Suddenly she feels a pressure on her shoulder and she looks down, startled, to see Sherlock's hand lying there. His hands are really very nice, she thinks, if a bit like giant spiders. Sniffing, she looks up and can't help but smile at the focused look on his face, clearly trying to see if he's doing this correctly.

"Will you watch him for me?" he asks abruptly after a moment, hand dropping to his side.

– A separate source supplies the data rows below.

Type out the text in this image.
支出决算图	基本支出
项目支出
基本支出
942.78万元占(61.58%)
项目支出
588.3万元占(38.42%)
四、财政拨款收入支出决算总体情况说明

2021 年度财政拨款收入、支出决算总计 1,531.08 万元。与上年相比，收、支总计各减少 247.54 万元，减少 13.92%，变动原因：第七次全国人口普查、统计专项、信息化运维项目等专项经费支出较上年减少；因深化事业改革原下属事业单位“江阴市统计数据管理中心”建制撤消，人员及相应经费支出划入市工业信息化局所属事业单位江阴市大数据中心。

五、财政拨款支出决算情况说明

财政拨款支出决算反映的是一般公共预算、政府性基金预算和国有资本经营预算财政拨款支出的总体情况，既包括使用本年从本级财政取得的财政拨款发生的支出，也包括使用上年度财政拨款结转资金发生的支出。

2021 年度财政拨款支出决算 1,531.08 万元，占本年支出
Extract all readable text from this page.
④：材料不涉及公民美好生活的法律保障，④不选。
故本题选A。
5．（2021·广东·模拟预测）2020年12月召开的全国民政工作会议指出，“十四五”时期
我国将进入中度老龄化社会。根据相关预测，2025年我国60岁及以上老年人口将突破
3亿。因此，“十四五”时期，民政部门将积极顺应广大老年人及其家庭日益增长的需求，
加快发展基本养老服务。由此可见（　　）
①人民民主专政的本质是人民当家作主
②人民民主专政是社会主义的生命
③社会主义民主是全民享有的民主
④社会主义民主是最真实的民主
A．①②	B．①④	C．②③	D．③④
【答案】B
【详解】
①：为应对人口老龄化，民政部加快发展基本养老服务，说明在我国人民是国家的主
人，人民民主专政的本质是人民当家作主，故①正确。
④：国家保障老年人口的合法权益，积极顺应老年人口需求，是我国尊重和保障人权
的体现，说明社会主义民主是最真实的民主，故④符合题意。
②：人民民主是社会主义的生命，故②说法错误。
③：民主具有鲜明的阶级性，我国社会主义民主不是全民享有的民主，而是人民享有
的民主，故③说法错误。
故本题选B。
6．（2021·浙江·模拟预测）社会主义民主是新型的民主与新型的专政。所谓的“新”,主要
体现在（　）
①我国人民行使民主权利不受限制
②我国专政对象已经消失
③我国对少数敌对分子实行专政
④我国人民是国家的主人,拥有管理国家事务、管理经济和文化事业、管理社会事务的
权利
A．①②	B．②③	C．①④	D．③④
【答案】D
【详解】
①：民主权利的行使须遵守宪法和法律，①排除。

"Yeah," she nods. "Of course."

"You can't-"

"I won't tell him. I'll just... keep an eye out. He won't even notice what I'm doing," she promises, and knows she can manage that. John had always been nice to her, far nicer than Sherlock, but with an air of casual politness that meant he didn't really register her in any meaningful way.

"...Thank you," he remembers to say, and Molly acknowledges it with a smile and an offer to go get him a fresh pack of cigarettes.

*

It's not as though Molly is delusional. She does understand that Sherlock is hardly in love with her, and really, she's more or less always understood it. But sometimes it was so difficult to tell what was him using her and then stopping the moment he had what he needed, and what was his total lack of social grace. Everyone did silly things sometimes. Molly's few relationships had all been fumbling at the start, full of misunderstandings and poor communication.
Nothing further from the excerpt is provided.